Este desbalance entre crecientes responsabilidades de gasto, limitados recursos de recaudación propia –en parte por responsabilidades que escapan a las provincias pero en buena medida también por sus defecciones–- y menguadas transferencias desde el centro, tiene serias consecuencias que todos conocemos y sufrimos. Las principales:
- los problemas de solvencia (los recurrentes déficit provinciales y municipales, difíciles de cerrar);
- la muy limitada responsabilidad fiscal de los gobiernos (cuando el gasto no va acompañado del costo de recaudar, es muy difícil lograr su disciplina);
- la imposibilidad de un efectivo control democrático por parte de quienes pagan los impuestos (cuando el poder recaudador está muy lejos y los vericuetos del gasto y los ingresos públicos son incomprensibles, no es posible informarse ni reclamar);
- la cada vez más visible debilidad política de las autoridades subnacionales, crecientemente subordinadas a las “dádivas” de la administración central (no es posible una verdadera autonomía política sin un nivel razonable de autonomía fiscal).

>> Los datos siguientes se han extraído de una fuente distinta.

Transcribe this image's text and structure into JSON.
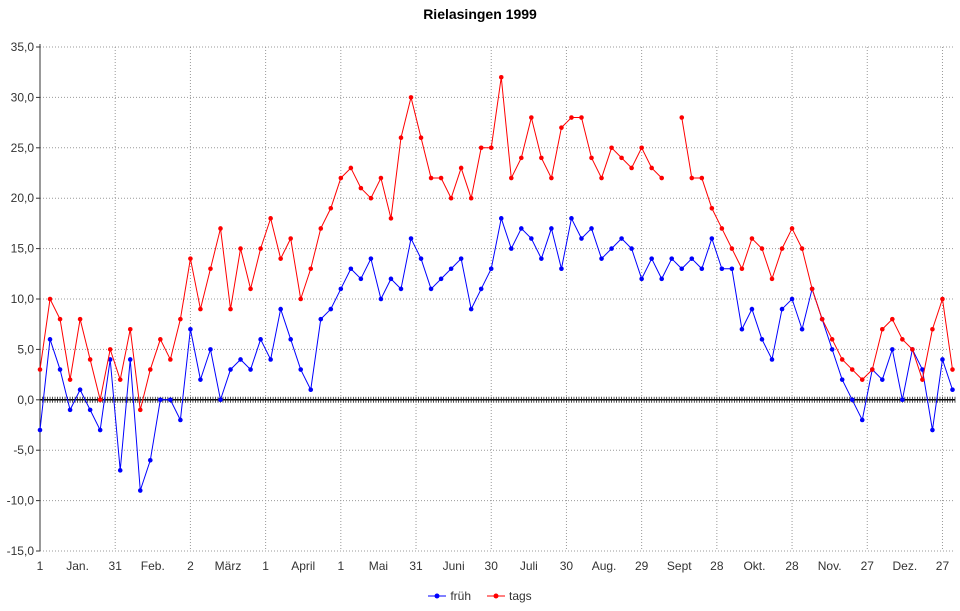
{
  "chart_data": {
    "type": "line",
    "title": "Rielasingen 1999",
    "xlabel": "",
    "ylabel": "",
    "ylim": [
      -15,
      35
    ],
    "yticks": [
      "35,0",
      "30,0",
      "25,0",
      "20,0",
      "15,0",
      "10,0",
      "5,0",
      "0,0",
      "-5,0",
      "-10,0",
      "-15,0"
    ],
    "ytick_values": [
      35,
      30,
      25,
      20,
      15,
      10,
      5,
      0,
      -5,
      -10,
      -15
    ],
    "xlim_days": [
      1,
      366
    ],
    "xtick_labels": [
      {
        "day": 1,
        "label": "1"
      },
      {
        "day": 16,
        "label": "Jan."
      },
      {
        "day": 31,
        "label": "31"
      },
      {
        "day": 46,
        "label": "Feb."
      },
      {
        "day": 61,
        "label": "2"
      },
      {
        "day": 76,
        "label": "März"
      },
      {
        "day": 91,
        "label": "1"
      },
      {
        "day": 106,
        "label": "April"
      },
      {
        "day": 121,
        "label": "1"
      },
      {
        "day": 136,
        "label": "Mai"
      },
      {
        "day": 151,
        "label": "31"
      },
      {
        "day": 166,
        "label": "Juni"
      },
      {
        "day": 181,
        "label": "30"
      },
      {
        "day": 196,
        "label": "Juli"
      },
      {
        "day": 211,
        "label": "30"
      },
      {
        "day": 226,
        "label": "Aug."
      },
      {
        "day": 241,
        "label": "29"
      },
      {
        "day": 256,
        "label": "Sept"
      },
      {
        "day": 271,
        "label": "28"
      },
      {
        "day": 286,
        "label": "Okt."
      },
      {
        "day": 301,
        "label": "28"
      },
      {
        "day": 316,
        "label": "Nov."
      },
      {
        "day": 331,
        "label": "27"
      },
      {
        "day": 346,
        "label": "Dez."
      },
      {
        "day": 361,
        "label": "27"
      }
    ],
    "grid_days": [
      1,
      31,
      61,
      91,
      121,
      151,
      181,
      211,
      241,
      271,
      301,
      331,
      361
    ],
    "grid": true,
    "legend_position": "bottom",
    "x_step_days": 4,
    "series": [
      {
        "name": "früh",
        "color": "#0000ff",
        "values": [
          -3,
          6,
          3,
          -1,
          1,
          -1,
          -3,
          4,
          -7,
          4,
          -9,
          -6,
          0,
          0,
          -2,
          7,
          2,
          5,
          0,
          3,
          4,
          3,
          6,
          4,
          9,
          6,
          3,
          1,
          8,
          9,
          11,
          13,
          12,
          14,
          10,
          12,
          11,
          16,
          14,
          11,
          12,
          13,
          14,
          9,
          11,
          13,
          18,
          15,
          17,
          16,
          14,
          17,
          13,
          18,
          16,
          17,
          14,
          15,
          16,
          15,
          12,
          14,
          12,
          14,
          13,
          14,
          13,
          16,
          13,
          13,
          7,
          9,
          6,
          4,
          9,
          10,
          7,
          11,
          8,
          5,
          2,
          0,
          -2,
          3,
          2,
          5,
          0,
          5,
          3,
          -3,
          4,
          1
        ]
      },
      {
        "name": "tags",
        "color": "#ff0000",
        "values": [
          3,
          10,
          8,
          2,
          8,
          4,
          0,
          5,
          2,
          7,
          -1,
          3,
          6,
          4,
          8,
          14,
          9,
          13,
          17,
          9,
          15,
          11,
          15,
          18,
          14,
          16,
          10,
          13,
          17,
          19,
          22,
          23,
          21,
          20,
          22,
          18,
          26,
          30,
          26,
          22,
          22,
          20,
          23,
          20,
          25,
          25,
          32,
          22,
          24,
          28,
          24,
          22,
          27,
          28,
          28,
          24,
          22,
          25,
          24,
          23,
          25,
          23,
          22,
          null,
          28,
          22,
          22,
          19,
          17,
          15,
          13,
          16,
          15,
          12,
          15,
          17,
          15,
          11,
          8,
          6,
          4,
          3,
          2,
          3,
          7,
          8,
          6,
          5,
          2,
          7,
          10,
          3
        ]
      }
    ]
  }
}
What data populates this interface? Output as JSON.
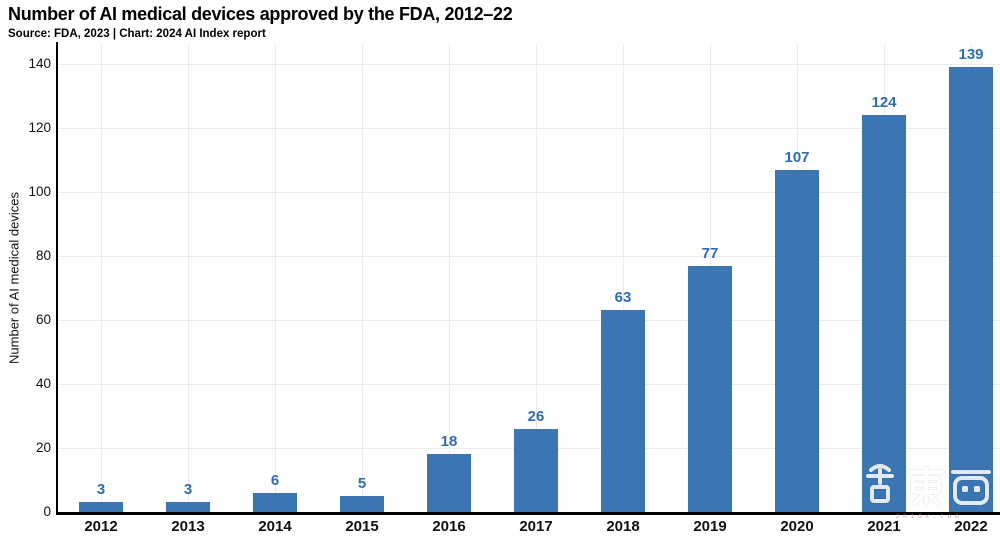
{
  "title": "Number of AI medical devices approved by the FDA, 2012–22",
  "subtitle": "Source: FDA, 2023 | Chart: 2024 AI Index report",
  "y_axis_label": "Number of AI medical devices",
  "watermark": {
    "logo_text": "智东西",
    "caption": "zhidx.com"
  },
  "chart_data": {
    "type": "bar",
    "categories": [
      "2012",
      "2013",
      "2014",
      "2015",
      "2016",
      "2017",
      "2018",
      "2019",
      "2020",
      "2021",
      "2022"
    ],
    "values": [
      3,
      3,
      6,
      5,
      18,
      26,
      63,
      77,
      107,
      124,
      139
    ],
    "title": "Number of AI medical devices approved by the FDA, 2012–22",
    "xlabel": "",
    "ylabel": "Number of AI medical devices",
    "ylim": [
      0,
      140
    ],
    "yticks": [
      0,
      20,
      40,
      60,
      80,
      100,
      120,
      140
    ],
    "grid": true,
    "legend": false,
    "bar_color": "#3b76b3",
    "value_label_color": "#2e6db6",
    "gridline_color": "#ececec",
    "axis_color": "#000000"
  }
}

Estos desequilibrios estructurales demandan un adecuado conjunto de reformas que permita completar el proceso de descentralización federal, avanzando en el campo tributario, y mejorar también de modo sustancial la coordinación entre niveles de gobierno (tanto en materia normativa como de gestión, y tanto en el plano del gasto como en el de los ingresos y la deuda pública). La necesaria reforma del sistema de coparticipación federal de impuestos resulta una pieza indispensable del rompecabezas a armar.
(Estas líneas fueron escritas hace seis años, y medio, cuando el régimen de convertibilidad se derrumbaba; conservan sustancial actualidad porque ninguna reforma estructural se ha intentado en este campo.)
* Economista, investigador en el Cefid-ar y miembro del Plan Fénix.